Râpe à tabac XVIIeXVIIIe siècle en fer gravé et doré, complète avec son râpoir. Le couvercle est articulé et le déversoir en forme de coquille peut s’ouvrir à l’aide d’un bouton poussoir. À l’intérieur du couvercle doré à la feuille, le nom du fabricant estampé « PIERRE DUMARAIS ».

Sur une face, écu ovale dans un cartouche à volutes, timbré d’un heaume à 8 grilles taré de front, surmonté d’un fleuron, assorti de lambrequins. Armes : Deux bourdons en sautoir cantonnés de trois coquilles.

Sur l’autre face, écu ovale entouré d’une inscription : « Il faut des charmes pour me prendre ». Dans l’écu : un charme terrassé à senestre de l’écu, un bélier suspendu par le flanc. Au-dessus : les lettres F, C et J en majuscules, entrelacées en mavelot sont celles du commanditaire de l’objet. Le casque peut, d’après le nombre de grilles, être attribué à un haut personnage : un prince ou un duc. Il est surmonté d’un fleuron ou d’une fleur de lys. (Légères usures dans le décor.)

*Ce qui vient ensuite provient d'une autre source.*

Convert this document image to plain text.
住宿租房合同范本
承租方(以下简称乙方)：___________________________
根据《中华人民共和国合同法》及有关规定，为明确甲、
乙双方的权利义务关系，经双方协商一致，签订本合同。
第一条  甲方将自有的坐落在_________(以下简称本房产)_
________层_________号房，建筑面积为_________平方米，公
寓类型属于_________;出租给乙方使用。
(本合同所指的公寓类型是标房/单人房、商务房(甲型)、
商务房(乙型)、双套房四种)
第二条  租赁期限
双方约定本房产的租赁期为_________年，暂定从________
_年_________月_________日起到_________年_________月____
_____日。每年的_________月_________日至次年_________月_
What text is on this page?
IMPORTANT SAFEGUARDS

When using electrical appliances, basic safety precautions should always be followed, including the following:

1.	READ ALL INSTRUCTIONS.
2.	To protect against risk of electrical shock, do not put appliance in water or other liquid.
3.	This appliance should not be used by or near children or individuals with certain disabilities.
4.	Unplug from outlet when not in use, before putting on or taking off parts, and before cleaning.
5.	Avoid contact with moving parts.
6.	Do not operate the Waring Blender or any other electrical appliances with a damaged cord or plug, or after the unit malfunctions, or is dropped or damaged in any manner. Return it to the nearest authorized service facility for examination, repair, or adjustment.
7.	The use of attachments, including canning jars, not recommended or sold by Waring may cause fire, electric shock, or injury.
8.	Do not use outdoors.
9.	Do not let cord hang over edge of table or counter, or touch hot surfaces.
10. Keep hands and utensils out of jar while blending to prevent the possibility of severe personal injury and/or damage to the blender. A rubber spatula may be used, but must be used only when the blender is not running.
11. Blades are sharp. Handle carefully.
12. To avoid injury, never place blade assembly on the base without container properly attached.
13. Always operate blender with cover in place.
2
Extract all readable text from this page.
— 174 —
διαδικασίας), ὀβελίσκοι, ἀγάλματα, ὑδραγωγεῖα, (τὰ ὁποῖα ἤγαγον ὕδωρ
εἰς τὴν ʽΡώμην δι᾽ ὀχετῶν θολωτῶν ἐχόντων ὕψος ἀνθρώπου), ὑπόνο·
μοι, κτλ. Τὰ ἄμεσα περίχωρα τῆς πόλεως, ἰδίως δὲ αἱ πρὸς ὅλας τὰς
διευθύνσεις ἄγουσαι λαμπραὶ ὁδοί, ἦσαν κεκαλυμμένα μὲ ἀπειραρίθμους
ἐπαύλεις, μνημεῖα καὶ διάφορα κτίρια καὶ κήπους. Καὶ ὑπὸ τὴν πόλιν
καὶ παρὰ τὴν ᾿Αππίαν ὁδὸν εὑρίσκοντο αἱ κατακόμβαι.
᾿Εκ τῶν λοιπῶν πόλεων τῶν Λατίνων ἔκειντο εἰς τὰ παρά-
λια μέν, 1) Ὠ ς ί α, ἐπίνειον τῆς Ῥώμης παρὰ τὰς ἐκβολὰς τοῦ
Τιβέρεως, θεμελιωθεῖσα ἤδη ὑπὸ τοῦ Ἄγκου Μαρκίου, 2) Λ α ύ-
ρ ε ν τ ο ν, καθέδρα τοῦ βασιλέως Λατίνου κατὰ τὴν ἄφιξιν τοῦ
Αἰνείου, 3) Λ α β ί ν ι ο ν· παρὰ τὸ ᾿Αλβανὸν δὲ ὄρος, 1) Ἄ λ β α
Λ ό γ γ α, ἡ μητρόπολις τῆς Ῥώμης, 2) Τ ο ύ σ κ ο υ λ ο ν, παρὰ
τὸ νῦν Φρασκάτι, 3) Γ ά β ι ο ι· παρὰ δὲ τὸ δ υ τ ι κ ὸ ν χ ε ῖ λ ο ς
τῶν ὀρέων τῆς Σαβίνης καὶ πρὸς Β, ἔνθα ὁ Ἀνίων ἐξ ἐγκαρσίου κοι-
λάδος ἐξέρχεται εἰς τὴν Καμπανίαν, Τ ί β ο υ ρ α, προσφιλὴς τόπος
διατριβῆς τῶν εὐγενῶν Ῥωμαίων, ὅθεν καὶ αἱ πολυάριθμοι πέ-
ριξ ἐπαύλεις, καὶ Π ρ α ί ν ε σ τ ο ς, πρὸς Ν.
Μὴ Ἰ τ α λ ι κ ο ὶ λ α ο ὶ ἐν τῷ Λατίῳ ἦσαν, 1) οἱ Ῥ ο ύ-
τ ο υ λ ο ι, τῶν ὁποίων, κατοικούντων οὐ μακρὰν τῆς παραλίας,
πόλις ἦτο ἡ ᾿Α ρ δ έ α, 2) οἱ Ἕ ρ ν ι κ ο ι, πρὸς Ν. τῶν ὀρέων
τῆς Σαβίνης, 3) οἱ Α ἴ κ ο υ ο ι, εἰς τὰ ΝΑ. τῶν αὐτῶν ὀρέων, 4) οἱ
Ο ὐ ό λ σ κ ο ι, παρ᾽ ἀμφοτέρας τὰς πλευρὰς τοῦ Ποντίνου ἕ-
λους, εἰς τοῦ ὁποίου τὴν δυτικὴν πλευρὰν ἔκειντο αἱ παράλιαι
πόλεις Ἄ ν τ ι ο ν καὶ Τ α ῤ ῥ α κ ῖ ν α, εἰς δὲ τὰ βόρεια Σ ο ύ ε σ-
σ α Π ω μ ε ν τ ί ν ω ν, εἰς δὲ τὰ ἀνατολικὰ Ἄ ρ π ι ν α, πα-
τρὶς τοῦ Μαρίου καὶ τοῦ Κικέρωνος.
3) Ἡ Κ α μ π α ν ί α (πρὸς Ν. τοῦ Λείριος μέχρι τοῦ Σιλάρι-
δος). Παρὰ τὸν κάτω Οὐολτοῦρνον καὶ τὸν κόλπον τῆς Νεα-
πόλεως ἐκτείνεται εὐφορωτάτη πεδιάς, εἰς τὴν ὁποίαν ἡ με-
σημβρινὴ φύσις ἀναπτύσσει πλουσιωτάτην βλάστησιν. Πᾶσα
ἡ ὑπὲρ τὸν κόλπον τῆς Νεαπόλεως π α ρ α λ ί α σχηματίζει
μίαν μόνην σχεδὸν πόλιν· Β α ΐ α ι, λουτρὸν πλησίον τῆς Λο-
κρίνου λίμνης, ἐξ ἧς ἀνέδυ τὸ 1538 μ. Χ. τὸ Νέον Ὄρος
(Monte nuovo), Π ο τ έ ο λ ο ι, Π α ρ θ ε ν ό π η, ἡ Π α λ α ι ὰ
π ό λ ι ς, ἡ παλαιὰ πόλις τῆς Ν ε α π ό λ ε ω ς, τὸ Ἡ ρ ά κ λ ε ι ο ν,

France XVIIe-XVIIIe siècle L : 18,4 – l : 5,8 cm

Les armoiries ne sont apparemment pas des armes de famille mais plus vraisemblablement une référence à la thématique du pèlerinage. Les hôtelleries de pèlerins avaient souvent pour enseigne deux bourdons en sautoir accompagnés de coquilles. Le bélier suspendu par le flanc est peut-être une référence à l’insigne de l’ordre de chevalerie de la Toison d’Or. Il est constitué d’une dépouille de bélier en or, rappelant la légende de la Toison d’or, suspendue à un collier. Dans la mythologie grecque, la toison d’or est la toison de Chrysomallos, bélier ailé. Le bélier est suspendu par le flanc à un arbre (un charme), allusion à l’inscription autour de l’écu. Cette inscription est sans doute la devise du commanditaire de l’objet : « Il faut des charmes pour me prendre ». Il s’agit d’un vers issu d’un poème de Claude Malleville, poète français (1597-1647), l’un des premiers membres de l’Académie française en 1634.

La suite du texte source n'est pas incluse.